I received a Master’s in Public Health from Emory University and went on to work at several leading national HIV/AIDs advocacy organizations in California, as an educator and advocate for women living with HIV, including Women Organized to Respond to Life Threatening Diseases and Project Inform. I also served as the Executive Director for The Well Project, a global web portal on women and HIV. Currently, I am the Program Officer at the United Nations Foundation for a project that focuses on Reproductive Health Advocacy.

I would be honored to be selected as a NWHN board member and offer my skills in grant writing, fundraising, organizational development, program development and design, evaluation, facilitation and passion for women’s rights. NWHN invested in me as young emerging feminist, I would love to return the investment.


Tiffany Reed

My first job out of college in 2001 was at the Emma Goldman Clinic for Women in Iowa City. That clinic, the loving staff, and the incredibly strong women whose hands I held in the procedure room changed my life. I immediately became part of something much bigger than myself. I felt the pulse and electricity of the power of women and their bodies, and the connection that women have to each other. I was forever determined to devote my life to fighting for access to comprehensive health care for all women. That goal propelled me from snowy cornfields to the diverse Adams Morgan neighborhood of DC where I began my work at the National Abortion Federation, counseling women on a national scale. For eight years, I connected with overseas military women, minors, low-income women, women escaping abuse, rape survivors – all maneuvering a complicated, harsh system promoting senseless delays and medical fiction. There, I learned the intricate details of the Medicaid system, landscape of abortion funding, and the myriad of laws that serve as hurdles to women seeking access to health care across America, not to mention our military bases world-wide. The lack of local resources for women got me fired up to become the founding Board President of the DC Abortion Fund; a role I treasured for six years.
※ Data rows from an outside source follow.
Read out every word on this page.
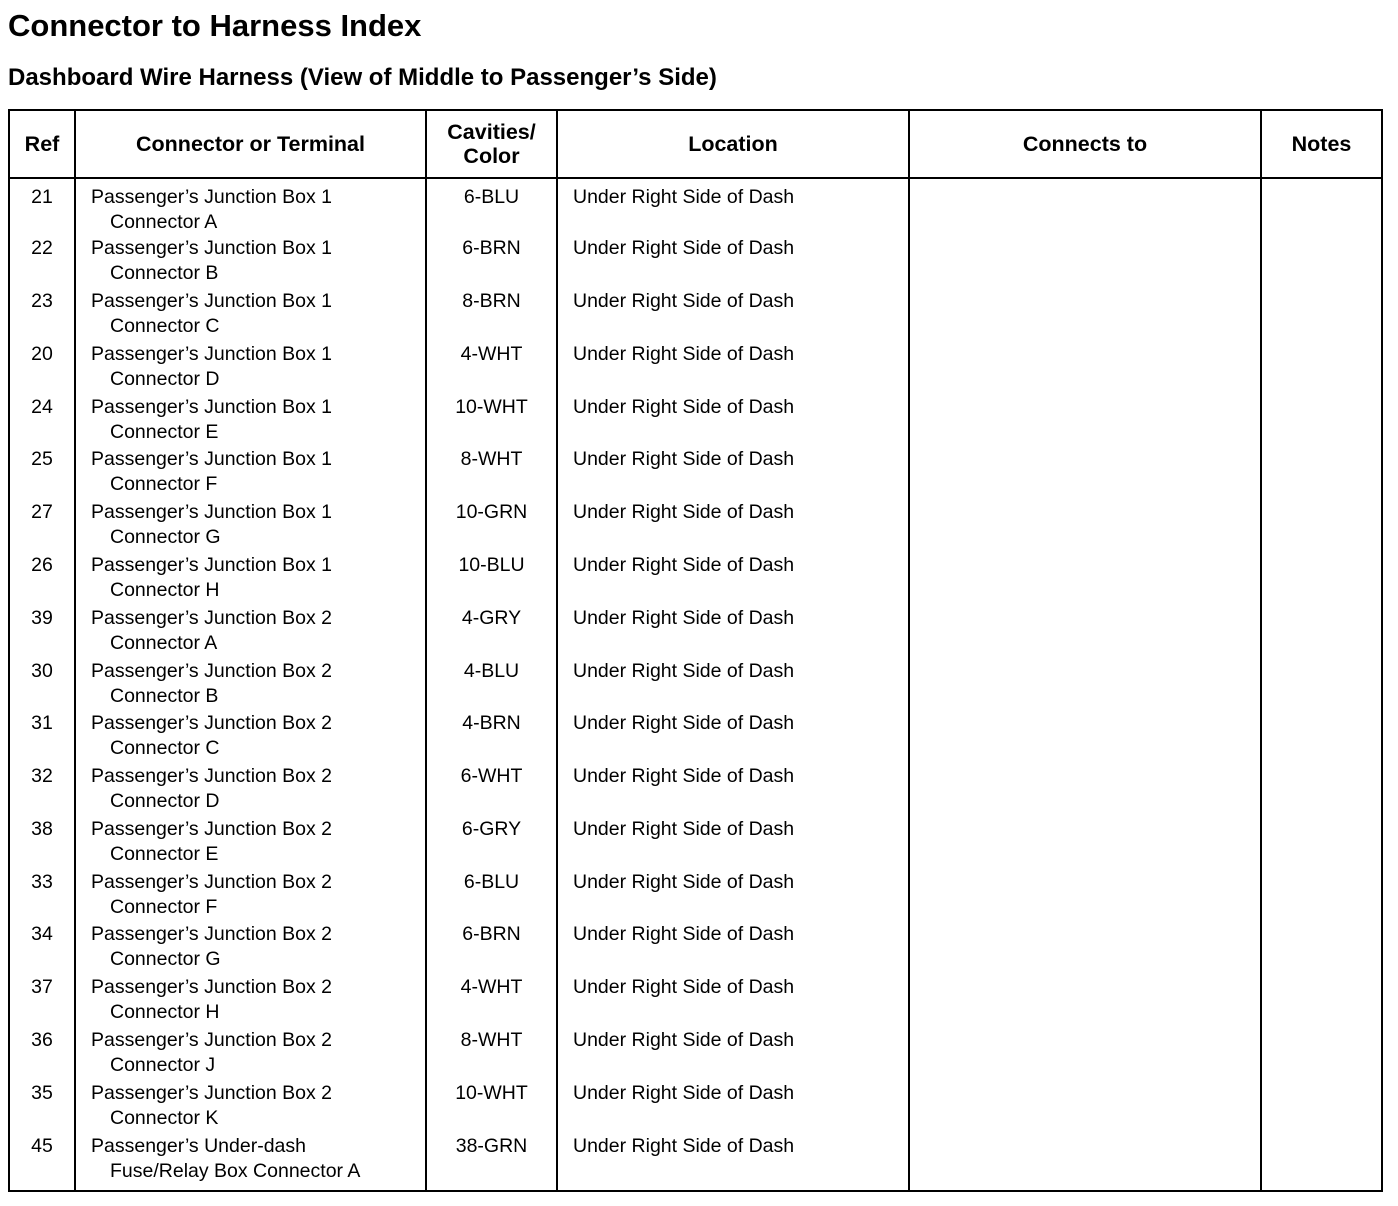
Connector to Harness Index
Dashboard Wire Harness (View of Middle to Passenger’s Side)
Ref	Connector or Terminal	Cavities/
Color	Location	Connects to	Notes
21	Passenger’s Junction Box 1
Connector A	6-BLU	Under Right Side of Dash		
22	Passenger’s Junction Box 1
Connector B	6-BRN	Under Right Side of Dash		
23	Passenger’s Junction Box 1
Connector C	8-BRN	Under Right Side of Dash		
20	Passenger’s Junction Box 1
Connector D	4-WHT	Under Right Side of Dash		
24	Passenger’s Junction Box 1
Connector E	10-WHT	Under Right Side of Dash		
25	Passenger’s Junction Box 1
Connector F	8-WHT	Under Right Side of Dash		
27	Passenger’s Junction Box 1
Connector G	10-GRN	Under Right Side of Dash		
26	Passenger’s Junction Box 1
Connector H	10-BLU	Under Right Side of Dash		
39	Passenger’s Junction Box 2
Connector A	4-GRY	Under Right Side of Dash		
30	Passenger’s Junction Box 2
Connector B	4-BLU	Under Right Side of Dash		
31	Passenger’s Junction Box 2
Connector C	4-BRN	Under Right Side of Dash		
32	Passenger’s Junction Box 2
Connector D	6-WHT	Under Right Side of Dash		
38	Passenger’s Junction Box 2
Connector E	6-GRY	Under Right Side of Dash		
33	Passenger’s Junction Box 2
Connector F	6-BLU	Under Right Side of Dash		
34	Passenger’s Junction Box 2
Connector G	6-BRN	Under Right Side of Dash		
37	Passenger’s Junction Box 2
Connector H	4-WHT	Under Right Side of Dash		
36	Passenger’s Junction Box 2
Connector J	8-WHT	Under Right Side of Dash		
35	Passenger’s Junction Box 2
Connector K	10-WHT	Under Right Side of Dash		
45	Passenger’s Under-dash
Fuse/Relay Box Connector A	38-GRN	Under Right Side of Dash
In my “paid life” I am a skilled fundraiser who works tirelessly to raise money for progressive causes and hope to bring this talent to the NWHN Board.”


Zipatly Mendoza

For the past four years, I’ve had the honor of serving as a board member of National Women’s Health Network (NWHN). I’ve been able to provide the NWHN with my leadership skills by serving on the Executive Committee for the past two years as the Vice President of Administration. However, most importantly I have gained a camaraderie of like-minded women all working for health equity, reproductive health, and a health care system guided by social justice. For this reason and my commitment to women’s health, I am seeking a second term on the NWHN Board. As the Office Chief of the Arizona Health Disparities Center at the Department of Health Services I am responsible for addressing the impact of social determinants of health on Arizona’s most vulnerable residents. Additionally, as a NWHN board member, I am able to impact women’s health by addressing inequities in policies that negatively impact women. I have worked on various initiatives to address women’s health including a founding member of the first Domestic Violence Awareness Week on the UA campus. This was the foundation to my work in power dynamics and gender equality, which led to a two-year fellowship on HIV/AIDS at the CDC. I went on to earn an MPH in Maternal and Child Health. I look forward to being able to continue to provide the NWHN with my experience and knowledge in health equity, program development and management, evaluation, grant writing, and youth mentorship to the NWHN Board of Directors.